Perhaps part of properly and honestly grieving the war is coming to terms with how frustrating it is to not always know, or to not always agree. Part of the tragedy of the Israeli-Palestinian conflict is the terrible entanglement of confusion at a time when we most desire an easy and common enemy. But I think there is a responsibility to engage with the reality that maybe there are multiple enemies and multiple truths, for the sake of the real human beings who suffer in every direction. This causes confusion, it causes fighting, and I think we have a responsibility to confront this confusion with respect, to research for learning and not for confirmation, and to trust the sadness in the pit of our stomachs. 

And it certainly hurts, but perhaps the protests and vigils and friends we once used to find peace can’t give that to us this time, because they need to be loud and active. But everyone who is mourning this week deserves time and space to do it. Maybe that means talking things out in a private space with a religious leader or therapist, free from the political entanglements that have left so many feeling stuck.
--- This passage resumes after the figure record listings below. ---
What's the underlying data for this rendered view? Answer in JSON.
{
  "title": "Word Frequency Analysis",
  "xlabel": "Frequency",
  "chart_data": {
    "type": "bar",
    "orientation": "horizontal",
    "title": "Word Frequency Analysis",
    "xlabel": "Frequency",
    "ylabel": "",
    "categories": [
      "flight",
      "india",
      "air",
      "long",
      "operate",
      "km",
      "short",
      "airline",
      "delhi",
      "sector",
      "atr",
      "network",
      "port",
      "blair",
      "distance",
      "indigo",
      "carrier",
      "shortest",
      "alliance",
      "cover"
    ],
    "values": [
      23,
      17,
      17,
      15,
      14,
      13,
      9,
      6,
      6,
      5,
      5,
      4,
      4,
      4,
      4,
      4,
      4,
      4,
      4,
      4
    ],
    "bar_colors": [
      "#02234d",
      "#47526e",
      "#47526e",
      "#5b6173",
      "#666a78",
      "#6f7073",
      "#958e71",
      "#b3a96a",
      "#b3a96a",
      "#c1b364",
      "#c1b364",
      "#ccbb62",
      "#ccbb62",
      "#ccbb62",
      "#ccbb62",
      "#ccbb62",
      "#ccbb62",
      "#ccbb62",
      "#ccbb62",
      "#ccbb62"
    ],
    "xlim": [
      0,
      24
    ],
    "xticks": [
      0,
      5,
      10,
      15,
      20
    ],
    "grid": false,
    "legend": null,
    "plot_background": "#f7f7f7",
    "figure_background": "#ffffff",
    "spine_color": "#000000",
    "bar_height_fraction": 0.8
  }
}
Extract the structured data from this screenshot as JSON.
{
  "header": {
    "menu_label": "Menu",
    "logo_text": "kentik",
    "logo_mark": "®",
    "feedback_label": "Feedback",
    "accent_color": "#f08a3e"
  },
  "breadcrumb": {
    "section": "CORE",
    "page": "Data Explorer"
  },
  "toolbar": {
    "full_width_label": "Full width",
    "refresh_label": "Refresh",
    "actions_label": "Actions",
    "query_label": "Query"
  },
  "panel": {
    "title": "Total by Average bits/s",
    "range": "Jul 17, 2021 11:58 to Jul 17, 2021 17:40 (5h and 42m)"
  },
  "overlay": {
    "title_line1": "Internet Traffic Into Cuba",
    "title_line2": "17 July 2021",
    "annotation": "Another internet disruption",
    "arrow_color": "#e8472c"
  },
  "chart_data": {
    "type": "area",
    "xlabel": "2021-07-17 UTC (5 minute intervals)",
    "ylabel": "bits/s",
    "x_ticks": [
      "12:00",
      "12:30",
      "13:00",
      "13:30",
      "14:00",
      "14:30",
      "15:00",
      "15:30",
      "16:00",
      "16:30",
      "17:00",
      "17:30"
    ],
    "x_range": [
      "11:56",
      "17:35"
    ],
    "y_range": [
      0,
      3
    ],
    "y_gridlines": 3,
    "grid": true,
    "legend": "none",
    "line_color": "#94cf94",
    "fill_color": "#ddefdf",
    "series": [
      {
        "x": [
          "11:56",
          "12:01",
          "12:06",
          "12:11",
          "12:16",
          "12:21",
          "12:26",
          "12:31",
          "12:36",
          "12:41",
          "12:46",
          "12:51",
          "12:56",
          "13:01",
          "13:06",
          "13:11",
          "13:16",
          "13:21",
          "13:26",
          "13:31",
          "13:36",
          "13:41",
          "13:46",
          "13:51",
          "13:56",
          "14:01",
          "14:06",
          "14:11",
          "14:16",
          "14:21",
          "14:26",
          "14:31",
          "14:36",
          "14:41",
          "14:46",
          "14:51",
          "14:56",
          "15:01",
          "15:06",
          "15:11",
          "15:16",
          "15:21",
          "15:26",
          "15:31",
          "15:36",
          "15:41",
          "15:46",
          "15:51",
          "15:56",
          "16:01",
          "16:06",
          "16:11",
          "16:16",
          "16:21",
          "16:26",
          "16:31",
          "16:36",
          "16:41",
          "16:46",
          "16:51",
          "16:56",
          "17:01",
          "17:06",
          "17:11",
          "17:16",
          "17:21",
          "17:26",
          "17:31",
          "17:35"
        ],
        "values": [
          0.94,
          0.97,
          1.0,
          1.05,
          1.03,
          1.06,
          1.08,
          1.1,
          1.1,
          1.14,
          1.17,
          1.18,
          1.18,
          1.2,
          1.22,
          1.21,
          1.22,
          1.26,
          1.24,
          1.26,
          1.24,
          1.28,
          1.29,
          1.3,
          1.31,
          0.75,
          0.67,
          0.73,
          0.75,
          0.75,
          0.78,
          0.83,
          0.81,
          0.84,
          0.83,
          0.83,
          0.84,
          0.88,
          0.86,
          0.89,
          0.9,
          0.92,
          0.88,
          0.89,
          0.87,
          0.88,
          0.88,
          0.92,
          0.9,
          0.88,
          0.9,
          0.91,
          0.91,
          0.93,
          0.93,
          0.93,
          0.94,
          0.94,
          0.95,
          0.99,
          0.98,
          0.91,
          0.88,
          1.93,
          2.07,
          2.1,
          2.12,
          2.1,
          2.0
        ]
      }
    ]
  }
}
Make private art, call the people you love. Smash pumpkins or take naps. Say prayers for those who have died, share donation links for those who are living.  

This conflict hurts many people for a plethora of political reasons I can’t explain. But somewhere in this hellfire of death and misinformation and existential ache and political correctness, there is loss. Try to have the courage to confront that loss with respect and honesty, and grieve. I think it’s the bravest thing you can do.